Bu sırada ikiside ayaklanmış bana bakıyordu. "Öyle insan uyandırılır mı canım kardeşlerim."

"Sen insan olmadığın için sorun yok kanka , hadi kahvaltıya."
"Hilal ve laf sokmalı espiritüel kişiliği" deyip banyoya yöneldim. "Siz inin geliyorum."

Günlük tuvalet ritüellerimi yapıp aynanın karşısına geçtim.

Hilal'e hak veriyordum. Bu tiple UNESCO kurucu gelse beni kesinlikle yarı insan yarı çirkin varlık olarak koruma altına alırdı.

Göz altlarım tamamen göçmüştü. Kahve tonu gözlerim ağlamaktan kızarmış bir şekildeydi. Saçlarım darmadağındı.

Öncelikle saçımı kısa bir sürede yıkayıp kendime geldim. Koruyucu spreyi sıkıp iyice kuruttum.
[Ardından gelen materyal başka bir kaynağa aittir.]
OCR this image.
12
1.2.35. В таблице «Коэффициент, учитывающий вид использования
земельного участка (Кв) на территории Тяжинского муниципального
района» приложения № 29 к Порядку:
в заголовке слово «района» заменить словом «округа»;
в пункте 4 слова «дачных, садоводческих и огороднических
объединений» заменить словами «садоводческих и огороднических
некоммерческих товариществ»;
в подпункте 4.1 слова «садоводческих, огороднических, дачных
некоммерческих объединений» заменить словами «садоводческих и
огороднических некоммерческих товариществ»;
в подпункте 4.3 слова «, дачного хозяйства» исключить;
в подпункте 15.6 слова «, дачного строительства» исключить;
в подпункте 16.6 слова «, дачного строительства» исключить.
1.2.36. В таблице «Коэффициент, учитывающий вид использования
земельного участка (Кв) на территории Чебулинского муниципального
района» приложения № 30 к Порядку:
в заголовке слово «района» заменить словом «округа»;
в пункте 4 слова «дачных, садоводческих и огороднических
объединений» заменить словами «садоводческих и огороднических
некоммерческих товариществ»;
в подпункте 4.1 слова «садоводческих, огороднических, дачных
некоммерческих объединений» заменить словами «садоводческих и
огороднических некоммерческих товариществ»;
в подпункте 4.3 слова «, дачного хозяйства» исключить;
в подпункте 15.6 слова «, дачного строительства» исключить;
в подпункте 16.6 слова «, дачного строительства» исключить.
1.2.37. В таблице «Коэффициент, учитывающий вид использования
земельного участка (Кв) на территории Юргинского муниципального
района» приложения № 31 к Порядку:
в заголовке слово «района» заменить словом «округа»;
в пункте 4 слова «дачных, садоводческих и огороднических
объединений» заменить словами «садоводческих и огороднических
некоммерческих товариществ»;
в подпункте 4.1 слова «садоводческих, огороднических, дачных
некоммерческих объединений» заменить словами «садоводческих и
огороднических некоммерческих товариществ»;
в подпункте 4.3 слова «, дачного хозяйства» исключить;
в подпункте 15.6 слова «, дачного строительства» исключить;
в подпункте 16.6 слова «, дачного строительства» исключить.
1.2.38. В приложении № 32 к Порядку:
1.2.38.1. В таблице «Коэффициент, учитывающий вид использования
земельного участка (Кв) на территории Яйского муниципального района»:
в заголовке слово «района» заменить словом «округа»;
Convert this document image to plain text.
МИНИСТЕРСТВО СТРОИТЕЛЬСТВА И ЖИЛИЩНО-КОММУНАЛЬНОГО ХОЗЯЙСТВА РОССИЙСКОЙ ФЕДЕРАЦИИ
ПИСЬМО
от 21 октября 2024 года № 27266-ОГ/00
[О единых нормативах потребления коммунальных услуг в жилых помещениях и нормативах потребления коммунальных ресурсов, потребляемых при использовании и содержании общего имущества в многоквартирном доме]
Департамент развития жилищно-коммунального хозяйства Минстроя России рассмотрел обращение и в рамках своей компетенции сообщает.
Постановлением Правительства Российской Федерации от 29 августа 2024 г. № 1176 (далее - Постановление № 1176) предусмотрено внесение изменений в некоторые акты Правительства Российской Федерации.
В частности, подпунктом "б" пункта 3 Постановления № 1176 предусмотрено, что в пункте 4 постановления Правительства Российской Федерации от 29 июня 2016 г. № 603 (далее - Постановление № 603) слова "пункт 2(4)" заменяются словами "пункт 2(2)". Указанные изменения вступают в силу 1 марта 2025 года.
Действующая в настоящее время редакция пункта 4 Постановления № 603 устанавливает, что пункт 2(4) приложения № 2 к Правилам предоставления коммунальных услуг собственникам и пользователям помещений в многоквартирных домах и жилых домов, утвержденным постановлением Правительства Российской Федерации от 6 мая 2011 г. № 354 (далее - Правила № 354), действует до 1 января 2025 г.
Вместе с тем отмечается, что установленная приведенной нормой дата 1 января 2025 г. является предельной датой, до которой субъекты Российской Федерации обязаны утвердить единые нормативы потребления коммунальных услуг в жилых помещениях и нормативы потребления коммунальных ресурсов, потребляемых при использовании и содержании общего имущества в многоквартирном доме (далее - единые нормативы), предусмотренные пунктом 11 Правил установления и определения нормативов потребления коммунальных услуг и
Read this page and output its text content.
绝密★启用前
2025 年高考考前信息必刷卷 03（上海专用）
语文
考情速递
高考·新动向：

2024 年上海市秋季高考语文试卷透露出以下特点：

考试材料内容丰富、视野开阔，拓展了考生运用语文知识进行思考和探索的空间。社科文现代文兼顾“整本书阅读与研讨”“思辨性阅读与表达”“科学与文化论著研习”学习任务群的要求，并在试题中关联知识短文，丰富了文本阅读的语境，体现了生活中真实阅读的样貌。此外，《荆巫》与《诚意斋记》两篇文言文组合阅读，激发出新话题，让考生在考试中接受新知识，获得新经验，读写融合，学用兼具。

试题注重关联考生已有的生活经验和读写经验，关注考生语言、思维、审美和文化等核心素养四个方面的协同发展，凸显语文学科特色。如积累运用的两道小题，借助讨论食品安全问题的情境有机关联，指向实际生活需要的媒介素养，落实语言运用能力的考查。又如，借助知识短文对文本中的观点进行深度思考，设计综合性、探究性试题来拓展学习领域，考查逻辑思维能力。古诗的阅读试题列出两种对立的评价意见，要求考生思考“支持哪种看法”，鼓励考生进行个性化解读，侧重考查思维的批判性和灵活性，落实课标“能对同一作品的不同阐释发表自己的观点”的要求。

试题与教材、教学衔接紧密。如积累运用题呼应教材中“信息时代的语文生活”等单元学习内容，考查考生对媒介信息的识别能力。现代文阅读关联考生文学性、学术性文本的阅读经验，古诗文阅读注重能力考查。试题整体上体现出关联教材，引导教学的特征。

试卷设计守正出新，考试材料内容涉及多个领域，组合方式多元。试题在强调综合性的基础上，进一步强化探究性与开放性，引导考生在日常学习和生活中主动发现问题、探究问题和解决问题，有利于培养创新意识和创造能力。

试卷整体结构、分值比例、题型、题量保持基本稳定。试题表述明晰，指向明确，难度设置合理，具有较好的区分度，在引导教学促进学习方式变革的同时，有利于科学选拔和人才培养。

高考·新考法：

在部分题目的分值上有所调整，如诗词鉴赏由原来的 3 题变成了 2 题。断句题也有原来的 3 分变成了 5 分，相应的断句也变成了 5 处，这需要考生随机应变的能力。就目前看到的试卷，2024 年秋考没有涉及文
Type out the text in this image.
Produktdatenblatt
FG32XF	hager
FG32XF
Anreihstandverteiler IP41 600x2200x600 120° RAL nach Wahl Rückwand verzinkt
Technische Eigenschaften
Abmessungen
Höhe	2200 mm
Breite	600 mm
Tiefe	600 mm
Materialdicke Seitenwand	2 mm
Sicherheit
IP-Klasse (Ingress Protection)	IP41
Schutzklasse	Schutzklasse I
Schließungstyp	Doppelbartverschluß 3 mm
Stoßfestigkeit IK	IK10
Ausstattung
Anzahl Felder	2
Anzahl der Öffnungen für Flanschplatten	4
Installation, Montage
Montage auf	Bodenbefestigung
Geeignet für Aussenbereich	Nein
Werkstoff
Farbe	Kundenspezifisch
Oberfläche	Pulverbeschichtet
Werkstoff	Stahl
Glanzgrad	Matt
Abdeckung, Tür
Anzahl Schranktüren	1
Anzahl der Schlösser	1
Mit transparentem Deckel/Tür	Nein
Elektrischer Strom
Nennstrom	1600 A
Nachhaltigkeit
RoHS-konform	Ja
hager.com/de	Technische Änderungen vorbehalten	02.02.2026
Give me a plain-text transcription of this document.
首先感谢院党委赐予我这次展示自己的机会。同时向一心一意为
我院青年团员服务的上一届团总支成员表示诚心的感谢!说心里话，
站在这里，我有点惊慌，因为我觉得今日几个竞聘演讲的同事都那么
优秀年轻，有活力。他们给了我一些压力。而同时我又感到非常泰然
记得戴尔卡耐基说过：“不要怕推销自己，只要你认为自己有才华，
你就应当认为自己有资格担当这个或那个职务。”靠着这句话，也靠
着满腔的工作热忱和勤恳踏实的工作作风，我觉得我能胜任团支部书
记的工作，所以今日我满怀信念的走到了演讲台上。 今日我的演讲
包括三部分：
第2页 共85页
Kıyafetleri yerleştirmediğimden valize doğru yol aldım. En üstte duran siyah tişört , siyah deri ceket ve siyah dar pantolonu alıp hızlıca giyindim.

Yanda duran makyaj masasına oturup kapatıcıyla gözlerimin altlarını daha bakılır hale getirip siyah ama hafif bir far sürdüm. İnce eyelineri de çekip saçlarımı açık bıraktım. Elimi çenemin altına getirip bir süre baktım.

Hep bileğimde dövme istemiştim. Ve bugün de onu yaptıracaktım.

Yüzüme hafif bir gülümseme takınıp hızlıca aşağı salona indim.

"Günaydın " deyip masaya oturdum. "Bu ne siyahlar içinde" diye soran İlayda'ya "Ruh halimi gösterecek şeyler " deyip masaya göz gezdirdim.

Hilal "Yarın pazar olduğundan Merve'lerde müsaitmiş buluşsak mı diyorum?" diye soran Hilal'le kocaman gülümsedim. "Çok güzel olur" dedim.

"Paintball a gideriz dediler ama çok kişi değiliz ki." yüzü düşen Hilal'le benimki de düşmüştü. Daha sonra çayını içip bizi izleyen İlayda'ya bakıp sırıttım. 'Ne bakıyon açıkta bir yer mi gördün' diye bakan İlayda'ya "Oğuz'la sen de geliyorsun itiraz istemiyorum İlay" onun itiraz edeceğini bildiğimden ihtarımı yapmıştım. "İtiraz hakkım olmadığından kabul ediyorum." Haince sırıtıp çayımı yudumladım.

Aklıma gelen şeyle "Poyraz gelmesin" dedim. İlayda "Hayır , tabiki gelmeyecek " deyince ifadesiz kaldım.

Günlük dedikodu ve kahvaltıdan sonra bahçede kahve içiyorduk. Kızlara dönüp "Dövme yaptıracağım ." dedim. "Nasıl bir şey yaptıracaksın."
"Sürpriz olsun o " deyip gülümsedim. Bugün Poyraz'ı unutmak istiyordum. Ve de çabalıyordum.